Abstract

Objective Esophageal adenocarcinoma (EAC) and its precursor, Barrett’s esophagus (BE), are associated with a pro-inflammatory, Gram-negative-dominated esophageal microbiome. We investigated whether Lactobacillus casei Shirota (LcS) consumption could shift the microbiome towards a more Gram-positive profile in BE patients.

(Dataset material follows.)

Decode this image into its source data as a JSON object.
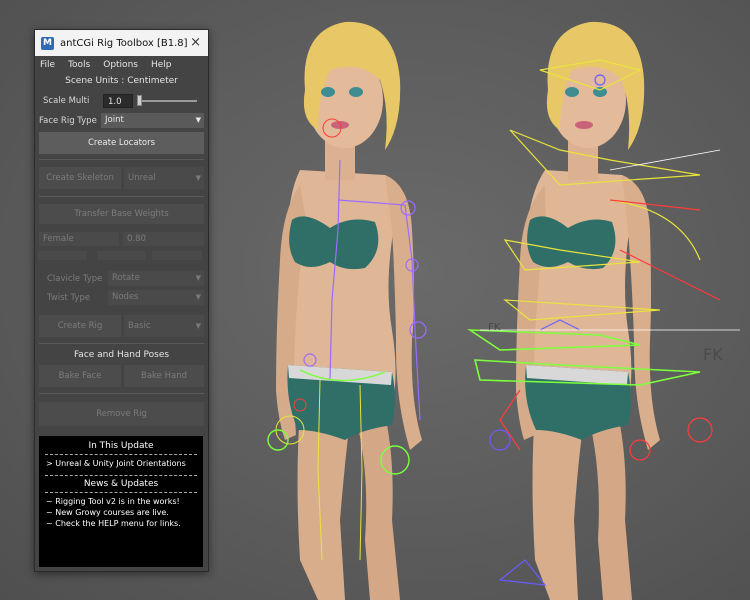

Design In a single-arm intervention study, 23 BE patients used LcS twice daily for 4 weeks. Endoscopic biopsies from normal squamous epithelium (NSE) and metaplastic columnar epithelium (MCE), both before and after LcS-intervention were analyzed using 16S rRNA gene sequencing for microbiome composition, digital droplet PCR for Gram-positive to negative ratio, and fluorescence in situ hybridization to visualize Eubacteria and Firmicutes.

Results LcS intervention increased Gram-positive Firmicutes in MCE in situ (p<0.01) while the overall abundance of Eubacteria was unaffected. Analysis at DNA level showed an increased Gram-positive to Gram-negative ratio post-LcS. The abundance of Gram-negative Proteobacteria lowered from 74% pre-LcS to 52% post-LcS, while the abundance of Gram-positive Firmicutes, including the genus Lactobacillus, increased from 20% pre-LcS to 31% post-LcS. Overall microbiota diversity significantly increased post-LcS (p=9.9778e-07). LcS intervention also resulted in an increased abundance in the BE associated taxa Prevotella and Haemophilus in both NSE as MCE.

Conclusion LcS consumption significantly altered esophageal microbiome composition in BE patients, increasing Gram-positive taxa and overall diversity. These findings underscore the potential of probiotic-based therapeutic strategies aimed at EAC prevention. The concurrent rise in BE-associated taxa warrants careful consideration and further personalized studies to maximize benefits and minimize unintended consequences for optimal outcomes in BE patients.

What is already known on this subject?

Epidemiological studies point to esophageal microbiota as a risk factor for BE.

Gram-positive bacteria are closely associated with the normal distal esophagus, while Gram-negative bacteria (Veillonella, Prevotella, Haemophilus, Neisseria, and Fusobacterium) are increased in BE and EAC.

LcS has been shown to have potent anti-tumor & anti-metastatic effects on colon and gastric cancer cells and to suppress chemically-induced carcinogenesis in animals.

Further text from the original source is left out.